UTF1 (undifferentiated embryonic cell transcription factor 1) is a marker for the pluripotency of embryonic stem cells. We found that UTF1-deficient clones, which were isolated from P19 embryonal carcinoma (EC) cells, showed higher neuron-differentiating potentials than the parental cell line. Consistent with this result, suppression of UTF1 expression in P19 cells by RNA interference enhanced retinoic acid (RA)-induced neuronal differentiation. Moreover, reconstitution of UTF1 expression in UTF1-deficient clones decreased their ability to undergo neuronal differentiation. Interestingly, the growth rates of UTF1-deficient P19 cells did not differ from that of parental cells in adherent cultures, but were increased in embryoid bodies during RA-induced differentiation. Furthermore, different from the parental cells, UTF1-deficient P19 clones could proceed to neuronal differentiation without forming embryoid bodies. Based on these results we proposed that endogenous UTF1 prevented P19 EC cells from neuronal differentiation, and that the loss of UTF1 directed EC cells toward the neuronal fate.

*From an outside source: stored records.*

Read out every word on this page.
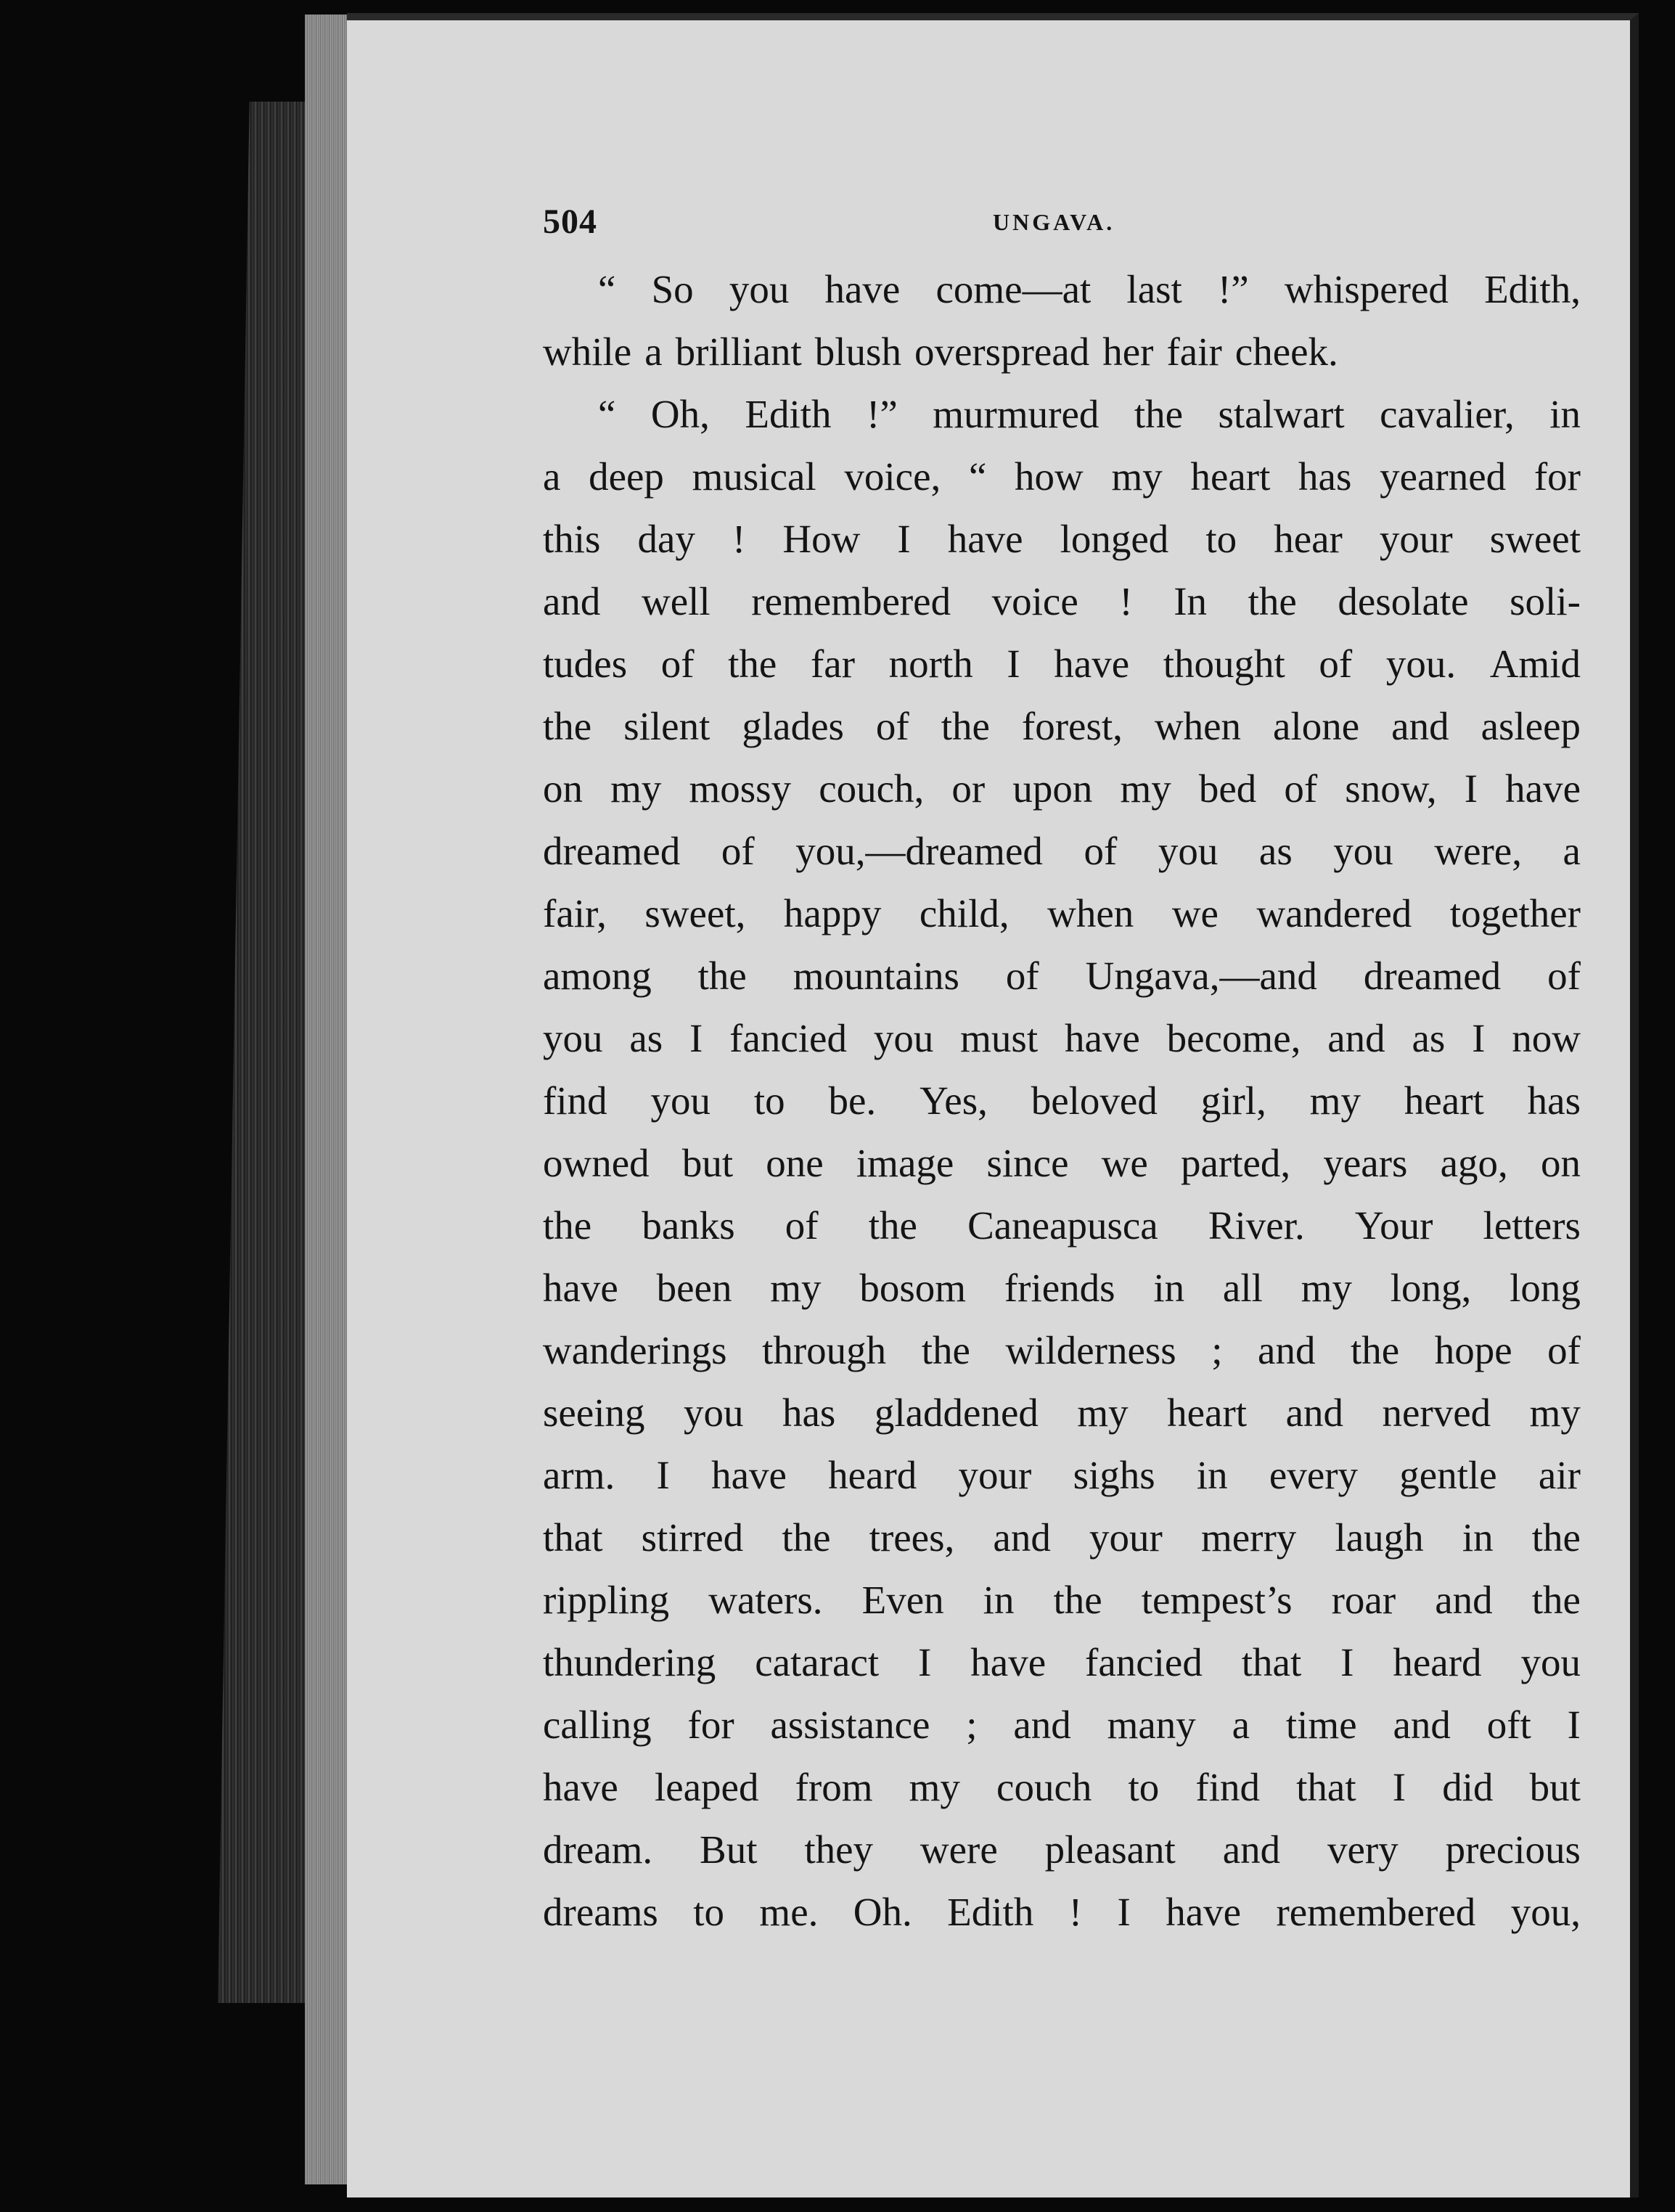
504	UNGAVA.
“ So you have come—at last !” whispered Edith,
while a brilliant blush overspread her fair cheek.
“ Oh, Edith !” murmured the stalwart cavalier, in
a deep musical voice, “ how my heart has yearned for
this day ! How I have longed to hear your sweet
and well remembered voice ! In the desolate soli-
tudes of the far north I have thought of you. Amid
the silent glades of the forest, when alone and asleep
on my mossy couch, or upon my bed of snow, I have
dreamed of you,—dreamed of you as you were, a
fair, sweet, happy child, when we wandered together
among the mountains of Ungava,—and dreamed of
you as I fancied you must have become, and as I now
find you to be. Yes, beloved girl, my heart has
owned but one image since we parted, years ago, on
the banks of the Caneapusca River. Your letters
have been my bosom friends in all my long, long
wanderings through the wilderness ; and the hope of
seeing you has gladdened my heart and nerved my
arm. I have heard your sighs in every gentle air
that stirred the trees, and your merry laugh in the
rippling waters. Even in the tempest’s roar and the
thundering cataract I have fancied that I heard you
calling for assistance ; and many a time and oft I
have leaped from my couch to find that I did but
dream. But they were pleasant and very precious
dreams to me. Oh. Edith ! I have remembered you,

NEAP/DUSP26 suppresses receptor tyrosine kinases and regulates neuronal development in zebrafish

Expression of neuroendocrine-associated phosphatase (NEAP, also named as dual specificity phosphatase 26, [DUSP26]) is restricted to neuroendocrine tissues. We found that NEAP, but not its phosphatase-defective mutant, suppressed nerve growth factor (NGF) receptor TrkA and fibroblast growth factor receptor 1 (FGFR1) activation in PC12 cells upon NGF stimulation. Conversely, suppressing NEAP expression by RNA interference enhanced TrkA and FGFR1 phosphorylation. NEAP was capable of de-phosphorylating TrkA and FGFR1 directly in vitro. NEAP-orthologous gene existed in zebrafish. Morpholino (MO) suppression of NEAP in zebrafish resulted in hyper-phosphorylation of TrkA and FGFR1 as well as abnormal body postures and small eyes. Differentiation of retina in zebrafishes with NEAP MO treatment was severely defective, so were cranial motor neurons. Taken together, our data indicated that NEAP/DUSP26 have a critical role in regulating TrkA and FGFR1 signaling as well as proper development of retina and neuronal system in zebrafish.